To create a secure password hash in Go, you can use the bcrypt package. Bcrypt is a popular and widely used password hashing algorithm which includes a built-in salt and multiple iterations to make it resistant to brute-force attacks.
Here's an example of how to create a secure password hash using bcrypt in Go:
First, install the bcrypt package by running the following command in your terminal:
go get golang.org/x/crypto/bcrypt
In your Go code, import the bcrypt package:
import "golang.org/x/crypto/bcrypt"
To create a password hash, you can use the bcrypt.GenerateFromPassword function. It takes the plaintext password as a byte array and the cost factor as an integer (higher values will increase the time taken to hash the password). Here's an example:
password := "myPassword123" // Replace with your plaintext password
cost := 14 // Adjust the cost factor as needed
hashedPassword, err := bcrypt.GenerateFromPassword([]byte(password), cost)
if err != nil {
// Handle error
}
The hashedPassword variable will now contain the secure password hash. You can store this hash in a database or use it for authentication purposes.

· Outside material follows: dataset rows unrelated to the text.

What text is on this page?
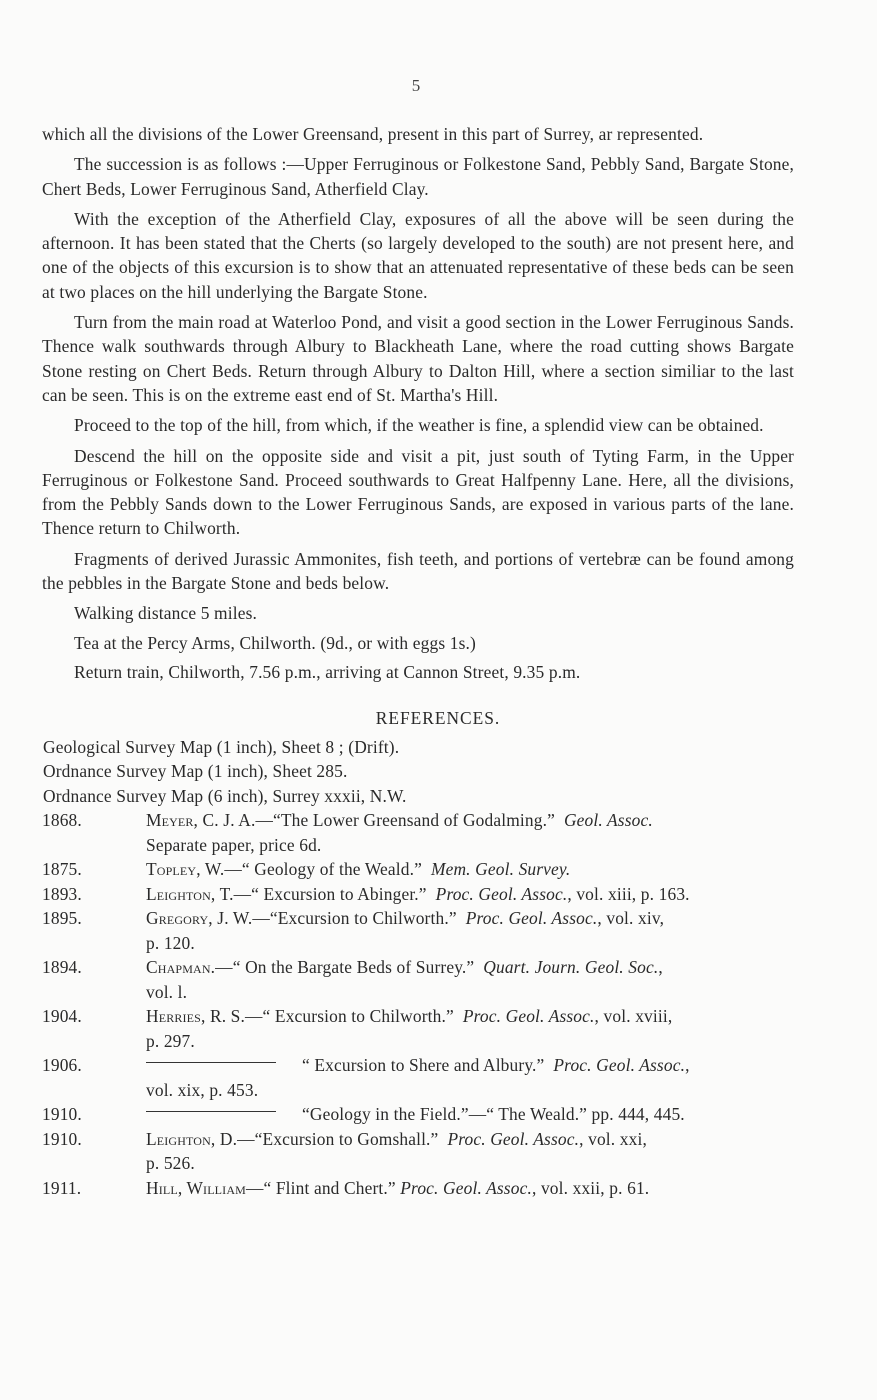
5

which all the divisions of the Lower Greensand, present in this part of Surrey, ar represented.

The succession is as follows :—Upper Ferruginous or Folkestone Sand, Pebbly Sand, Bargate Stone, Chert Beds, Lower Ferruginous Sand, Atherfield Clay.

With the exception of the Atherfield Clay, exposures of all the above will be seen during the afternoon. It has been stated that the Cherts (so largely developed to the south) are not present here, and one of the objects of this excursion is to show that an attenuated representative of these beds can be seen at two places on the hill underlying the Bargate Stone.

Turn from the main road at Waterloo Pond, and visit a good section in the Lower Ferruginous Sands. Thence walk southwards through Albury to Blackheath Lane, where the road cutting shows Bargate Stone resting on Chert Beds. Return through Albury to Dalton Hill, where a section similiar to the last can be seen. This is on the extreme east end of St. Martha's Hill.

Proceed to the top of the hill, from which, if the weather is fine, a splendid view can be obtained.

Descend the hill on the opposite side and visit a pit, just south of Tyting Farm, in the Upper Ferruginous or Folkestone Sand. Proceed southwards to Great Halfpenny Lane. Here, all the divisions, from the Pebbly Sands down to the Lower Ferruginous Sands, are exposed in various parts of the lane. Thence return to Chilworth.

Fragments of derived Jurassic Ammonites, fish teeth, and portions of vertebræ can be found among the pebbles in the Bargate Stone and beds below.

Walking distance 5 miles.

Tea at the Percy Arms, Chilworth. (9d., or with eggs 1s.)

Return train, Chilworth, 7.56 p.m., arriving at Cannon Street, 9.35 p.m.

REFERENCES.
Geological Survey Map (1 inch), Sheet 8 ; (Drift).
Ordnance Survey Map (1 inch), Sheet 285.
Ordnance Survey Map (6 inch), Surrey xxxii, N.W.
1868.	Meyer, C. J. A.—“The Lower Greensand of Godalming.” Geol. Assoc.
Separate paper, price 6d.
1875.	Topley, W.—“ Geology of the Weald.” Mem. Geol. Survey.
1893.	Leighton, T.—“ Excursion to Abinger.” Proc. Geol. Assoc., vol. xiii, p. 163.
1895.	Gregory, J. W.—“Excursion to Chilworth.” Proc. Geol. Assoc., vol. xiv,
p. 120.
1894.	Chapman.—“ On the Bargate Beds of Surrey.” Quart. Journ. Geol. Soc.,
vol. l.
1904.	Herries, R. S.—“ Excursion to Chilworth.” Proc. Geol. Assoc., vol. xviii,
p. 297.
1906.	“ Excursion to Shere and Albury.” Proc. Geol. Assoc.,
vol. xix, p. 453.
1910.	“Geology in the Field.”—“ The Weald.” pp. 444, 445.
1910.	Leighton, D.—“Excursion to Gomshall.” Proc. Geol. Assoc., vol. xxi,
p. 526.
1911.	Hill, William—“ Flint and Chert.” Proc. Geol. Assoc., vol. xxii, p. 61.
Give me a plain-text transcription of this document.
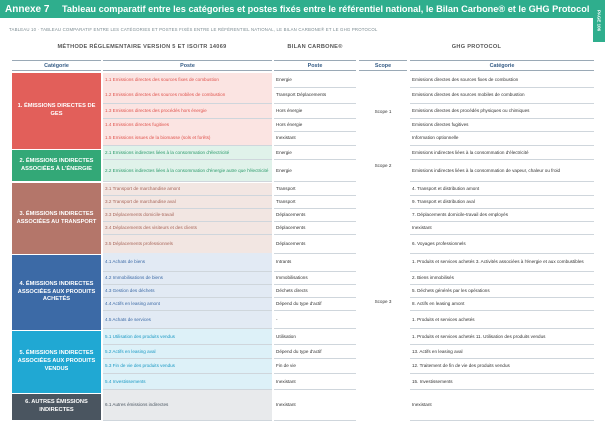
Annexe 7	Tableau comparatif entre les catégories et postes fixés entre le référentiel national, le Bilan Carbone® et le GHG Protocol
PAGE 106
TABLEAU 10 · TABLEAU COMPARATIF ENTRE LES CATÉGORIES ET POSTES FIXÉS ENTRE LE RÉFÉRENTIEL NATIONAL, LE BILAN CARBONE® ET LE GHG PROTOCOL
MÉTHODE RÉGLEMENTAIRE VERSION 5 ET ISO/TR 14069	BILAN CARBONE®	GHG PROTOCOL
Catégorie	Poste	Poste	Scope	Catégorie
1. ÉMISSIONS DIRECTES DE GES
2. ÉMISSIONS INDIRECTES ASSOCIÉES À L'ÉNERGIE
3. ÉMISSIONS INDIRECTES ASSOCIÉES AU TRANSPORT
4. ÉMISSIONS INDIRECTES ASSOCIÉES AUX PRODUITS ACHETÉS
5. ÉMISSIONS INDIRECTES ASSOCIÉES AUX PRODUITS VENDUS
6. AUTRES ÉMISSIONS INDIRECTES
Scope 1
Scope 2
Scope 3
1.1 Emissions directes des sources fixes de combustion	Energie	Emissions directes des sources fixes de combustion
1.2 Emissions directes des sources mobiles de combustion	Transport Déplacements	Emissions directes des sources mobiles de combustion
1.3 Emissions directes des procédés hors énergie	Hors énergie	Emissions directes des procédés physiques ou chimiques
1.4 Emissions directes fugitives	Hors énergie	Emissions directes fugitives
1.5 Emissions issues de la biomasse (sols et forêts)	Inexistant	Information optionnelle
2.1 Emissions indirectes liées à la consommation d'électricité	Energie	Emissions indirectes liées à la consommation d'électricité
2.2 Emissions indirectes liées à la consommation d'énergie autre que l'électricité	Energie	Emissions indirectes liées à la consommation de vapeur, chaleur ou froid
3.1 Transport de marchandise amont	Transport	4. Transport et distribution amont
3.2 Transport de marchandise aval	Transport	9. Transport et distribution aval
3.3 Déplacements domicile-travail	Déplacements	7. Déplacements domicile-travail des employés
3.4 Déplacements des visiteurs et des clients	Déplacements	Inexistant
3.5 Déplacements professionnels	Déplacements	6. Voyages professionnels
4.1 Achats de biens	Intrants	1. Produits et services achetés 3. Activités associées à l'énergie et aux combustibles
4.2 Immobilisations de biens	Immobilisations	2. Biens immobilisés
4.3 Gestion des déchets	Déchets directs	5. Déchets générés par les opérations
4.4 Actifs en leasing amont	Dépend du type d'actif	8. Actifs en leasing amont
4.5 Achats de services	-	1. Produits et services achetés
5.1 Utilisation des produits vendus	Utilisation	1. Produits et services achetés 11. Utilisation des produits vendus
5.2 Actifs en leasing aval	Dépend du type d'actif	13. Actifs en leasing aval
5.3 Fin de vie des produits vendus	Fin de vie	12. Traitement de fin de vie des produits vendus
5.4 Investissements	Inexistant	15. Investissements
6.1 Autres émissions indirectes	Inexistant	Inexistant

It's important to note that bcrypt also includes a built-in salt, so you don't need to generate or store the salt separately. The salt is automatically included in the hashed password and can be used for verification during authentication.
To compare a plaintext password with a stored hash, you can use the bcrypt.CompareHashAndPassword function. Here's an example:
storedHash := // Retrieve the stored hash from your database
// Compare the stored hash with the plaintext password
err := bcrypt.CompareHashAndPassword([]byte(storedHash), []byte(password))
if err != nil {
// Password does not match
}
// Password matches
By using bcrypt and the steps outlined above, you can create a secure password hash in Go that is resistant to brute-force attacks.